People is not skeptic because they are haters. People is skeptic because every Korean MMO is a grinder. Every Anime has flashy teenage skin and fanservice. And every Pyramidal scheme ends with the owner escaping in a helicopter.

We see red flags and we react to these red flags. I think everyone, even the sketics, would be happy if this has a happy ending.
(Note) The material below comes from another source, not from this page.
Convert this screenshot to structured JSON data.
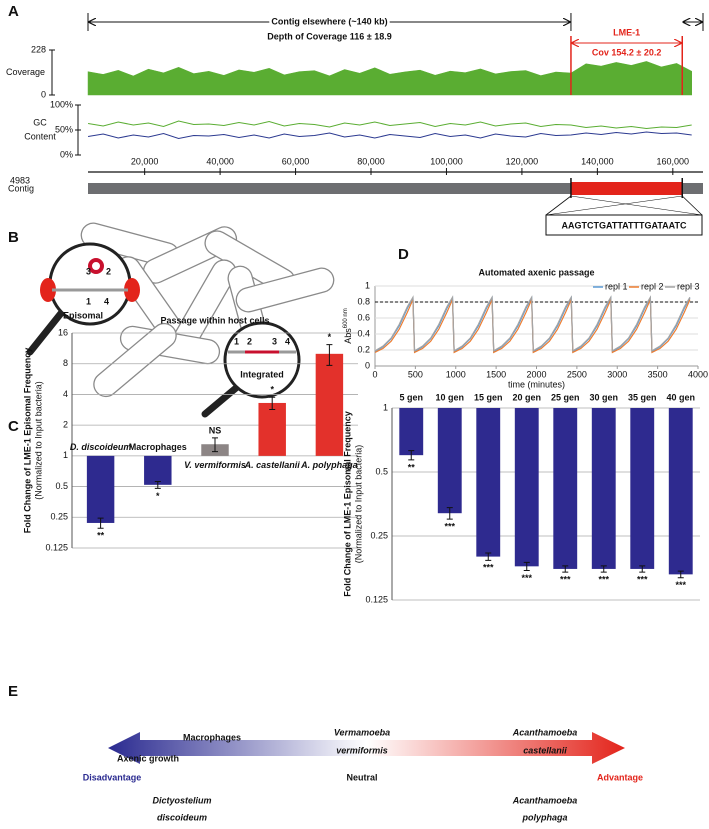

The following article is off-topic.

For Stars theres the opposite of “Too big to fail” theres a “So big, the failure is going to be epic!”. And thats the Chandrasekhar limit.

sigh

How so?

[quote]Ultimately, Derek is right in that all of this is likely to be moot, given the size of the loan and the money they are pulling in. I suspect they’ll pay it off and we won’t hear about it again.
[/quote]

What information do you have about the size of the loan? Please share it. ktnx

If they had money to pay off a loan, why would they take out a loan with such collateral. And if they have cash reserves, why not pledge that for a loan instead? After all the 1st NatWest loan actually has their income bank account as a collateral.

What information do you have as to the value of SQ42? Please share it. ktnx

Too late. I tried explaining that to him; complete with links. He basically just ignore them, even as he seemed to agree, while parroting the same nonsensical diatribe that warranted the cited sources in the first place.

It’s a losing battle tbh.

We don’t know. Ortwin’s statement implies offers NO insight; only waffle words. e.g.

“Coutt’s security for our UK Tax Rebate advance”
“to obtain a regular advance against this rebate”
“This security does not affect our UK companies’ ownership and control of their assets”
“and even then the UK companies have ample assets to repay the loan, even in such an eventuality which is of course unthinkable”

For all intent and purposes, it could be for this year’s tax credit, next year, a number of years etc. Nobody knows.

That’s assuming he is telling the truth and that the loan was only toward a tax credit. It could possibly be just a loan, but for which the tax credits only form a part of the collateral. Which would actually explain the list of collateral the bank asked for.